The argument about fantasy looks especially surprising from the point of view of Russian translators and readers. For a minute, Fernando writes about North China, Transbaikalia and the Far East at a time when there is practically no other evidence about this part of Siberia, we are talking about the lands where Russian pioneers will come out in a hundred years - and any information about this period is priceless for us, even if she was completely delusional.

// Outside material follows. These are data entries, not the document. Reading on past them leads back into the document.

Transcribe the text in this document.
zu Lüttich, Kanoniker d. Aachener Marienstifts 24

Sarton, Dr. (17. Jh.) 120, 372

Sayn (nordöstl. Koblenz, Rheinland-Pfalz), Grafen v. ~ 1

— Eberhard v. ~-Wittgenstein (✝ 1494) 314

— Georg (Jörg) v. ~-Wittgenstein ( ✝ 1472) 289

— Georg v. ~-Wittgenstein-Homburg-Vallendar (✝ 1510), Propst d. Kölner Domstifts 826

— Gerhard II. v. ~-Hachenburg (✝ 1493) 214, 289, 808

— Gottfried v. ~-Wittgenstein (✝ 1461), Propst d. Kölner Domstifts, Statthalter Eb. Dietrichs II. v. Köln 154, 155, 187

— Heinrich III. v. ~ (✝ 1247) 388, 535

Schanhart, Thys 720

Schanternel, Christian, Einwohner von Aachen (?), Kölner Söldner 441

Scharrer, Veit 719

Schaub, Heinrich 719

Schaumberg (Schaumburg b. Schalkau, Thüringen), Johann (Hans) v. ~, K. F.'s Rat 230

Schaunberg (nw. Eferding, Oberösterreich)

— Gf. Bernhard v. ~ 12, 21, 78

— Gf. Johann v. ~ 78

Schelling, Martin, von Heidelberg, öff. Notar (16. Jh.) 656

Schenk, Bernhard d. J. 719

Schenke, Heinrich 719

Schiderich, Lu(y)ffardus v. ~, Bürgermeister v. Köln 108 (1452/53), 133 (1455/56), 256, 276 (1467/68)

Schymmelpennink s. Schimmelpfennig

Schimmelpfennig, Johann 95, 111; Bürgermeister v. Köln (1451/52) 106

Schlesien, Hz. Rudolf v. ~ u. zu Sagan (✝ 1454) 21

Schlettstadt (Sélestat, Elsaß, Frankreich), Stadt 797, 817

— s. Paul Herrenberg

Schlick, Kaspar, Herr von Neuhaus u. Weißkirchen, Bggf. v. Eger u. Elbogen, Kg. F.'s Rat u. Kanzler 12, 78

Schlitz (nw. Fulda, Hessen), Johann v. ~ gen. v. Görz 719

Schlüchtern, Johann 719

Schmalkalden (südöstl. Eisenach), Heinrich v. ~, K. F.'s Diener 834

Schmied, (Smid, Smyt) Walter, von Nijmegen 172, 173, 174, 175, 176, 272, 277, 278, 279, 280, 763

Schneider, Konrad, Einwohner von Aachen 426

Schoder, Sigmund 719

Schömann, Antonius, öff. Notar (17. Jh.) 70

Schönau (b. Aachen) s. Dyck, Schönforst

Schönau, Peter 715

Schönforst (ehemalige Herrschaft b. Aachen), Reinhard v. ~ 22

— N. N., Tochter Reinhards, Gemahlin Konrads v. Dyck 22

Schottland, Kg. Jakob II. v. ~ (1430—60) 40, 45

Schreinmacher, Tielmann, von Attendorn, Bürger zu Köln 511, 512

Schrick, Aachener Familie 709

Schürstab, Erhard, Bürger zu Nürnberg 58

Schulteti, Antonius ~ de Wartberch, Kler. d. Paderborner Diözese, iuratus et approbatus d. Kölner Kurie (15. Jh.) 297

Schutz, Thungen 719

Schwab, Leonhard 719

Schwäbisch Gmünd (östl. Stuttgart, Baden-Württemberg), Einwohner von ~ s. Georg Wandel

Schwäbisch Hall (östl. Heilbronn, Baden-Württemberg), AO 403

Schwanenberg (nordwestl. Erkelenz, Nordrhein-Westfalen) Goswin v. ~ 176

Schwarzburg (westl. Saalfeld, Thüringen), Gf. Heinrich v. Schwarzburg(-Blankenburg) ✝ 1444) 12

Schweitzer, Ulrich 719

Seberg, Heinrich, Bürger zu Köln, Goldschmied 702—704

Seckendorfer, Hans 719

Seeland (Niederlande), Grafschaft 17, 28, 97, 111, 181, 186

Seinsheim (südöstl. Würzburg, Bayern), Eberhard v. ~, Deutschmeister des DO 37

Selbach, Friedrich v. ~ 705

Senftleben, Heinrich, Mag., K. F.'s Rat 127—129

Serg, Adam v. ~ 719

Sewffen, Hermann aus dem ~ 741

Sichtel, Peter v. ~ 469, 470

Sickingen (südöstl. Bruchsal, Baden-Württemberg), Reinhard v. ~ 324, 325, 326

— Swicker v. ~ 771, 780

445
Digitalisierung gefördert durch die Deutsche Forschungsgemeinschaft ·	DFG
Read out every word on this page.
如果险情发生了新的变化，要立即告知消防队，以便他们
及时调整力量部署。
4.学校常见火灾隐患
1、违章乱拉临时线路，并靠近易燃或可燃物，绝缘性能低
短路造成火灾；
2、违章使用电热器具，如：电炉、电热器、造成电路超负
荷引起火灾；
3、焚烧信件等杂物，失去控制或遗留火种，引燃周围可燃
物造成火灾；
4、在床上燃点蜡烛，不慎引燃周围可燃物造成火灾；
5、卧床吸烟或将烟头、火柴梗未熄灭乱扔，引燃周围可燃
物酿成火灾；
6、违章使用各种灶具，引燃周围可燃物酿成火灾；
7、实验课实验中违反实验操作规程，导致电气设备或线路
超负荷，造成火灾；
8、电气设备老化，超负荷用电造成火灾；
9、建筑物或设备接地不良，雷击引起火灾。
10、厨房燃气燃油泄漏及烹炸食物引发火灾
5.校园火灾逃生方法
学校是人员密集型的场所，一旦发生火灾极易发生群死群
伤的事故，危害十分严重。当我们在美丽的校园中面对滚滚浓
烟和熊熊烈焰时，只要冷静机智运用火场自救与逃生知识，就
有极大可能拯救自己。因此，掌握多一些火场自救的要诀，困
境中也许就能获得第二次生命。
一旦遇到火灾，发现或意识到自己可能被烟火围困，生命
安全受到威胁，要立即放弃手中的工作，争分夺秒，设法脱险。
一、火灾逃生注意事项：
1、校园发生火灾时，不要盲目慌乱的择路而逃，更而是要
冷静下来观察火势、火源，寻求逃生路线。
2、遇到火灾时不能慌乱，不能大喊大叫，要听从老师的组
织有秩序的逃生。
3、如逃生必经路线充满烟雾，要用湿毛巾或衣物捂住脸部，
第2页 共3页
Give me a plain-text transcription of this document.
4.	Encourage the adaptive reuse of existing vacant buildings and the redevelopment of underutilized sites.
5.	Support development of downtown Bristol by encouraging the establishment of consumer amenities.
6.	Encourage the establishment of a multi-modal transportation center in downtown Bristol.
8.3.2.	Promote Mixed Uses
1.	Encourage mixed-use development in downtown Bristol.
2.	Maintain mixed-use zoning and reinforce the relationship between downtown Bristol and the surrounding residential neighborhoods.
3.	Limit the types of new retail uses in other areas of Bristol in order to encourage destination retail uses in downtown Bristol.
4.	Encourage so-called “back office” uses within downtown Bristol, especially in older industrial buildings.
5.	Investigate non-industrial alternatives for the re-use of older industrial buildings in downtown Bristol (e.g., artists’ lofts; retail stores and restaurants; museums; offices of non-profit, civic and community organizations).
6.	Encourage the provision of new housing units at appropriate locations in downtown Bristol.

This is our history, a gap in it that needs to be filled, and the layer of information of a contemporary and traveler, who got close to close, who had almost first-hand news, is thrown into the trash.

So, excuse me, in this situation, the favorite question of a famous character with a pipe is: "Are you a fool or a rogue?" does not look stupid at all. This is an absolutely clear algorithm for distorting history: first, the name of the country is changed, then, for fidelity, the information itself is deleted. Under the distribution falls completely innocent North China with Beijing, which in the "Wandering" are given in a synopsis: they say, together the catch is not so noticeable.

It can be assumed that Fernando decided to show off his erudition and mentioned Tartaria in vain - he pulled her by the ears from Marco Polo or some other authors. Alas, there are no other traces of references to senior comrades in the text. And it can't be.

Fernando is a "chit kid from the Ryona", revolving among the same "cool and simple guys". Erudition was not in their honor, they are "gopniks", not "nerds". In addition, they are all Iberians, residents of a remote part of Europe, who had their own Tartarus by their side - with the Moors, and they frankly did not care what happened in the distant kingdoms three hundred years ago with the Tatars.

And, nevertheless, there is Tartary, and the ordinary conquistador of the South Seas clearly knows its name, represents the position and has the idea that it is better not to mess with it.

The text of "Wanderings", or even more precisely what is distorted or withdrawn in it, personally convinces me once again of the reality of the phenomenon of "Tartary", whatever stands behind it.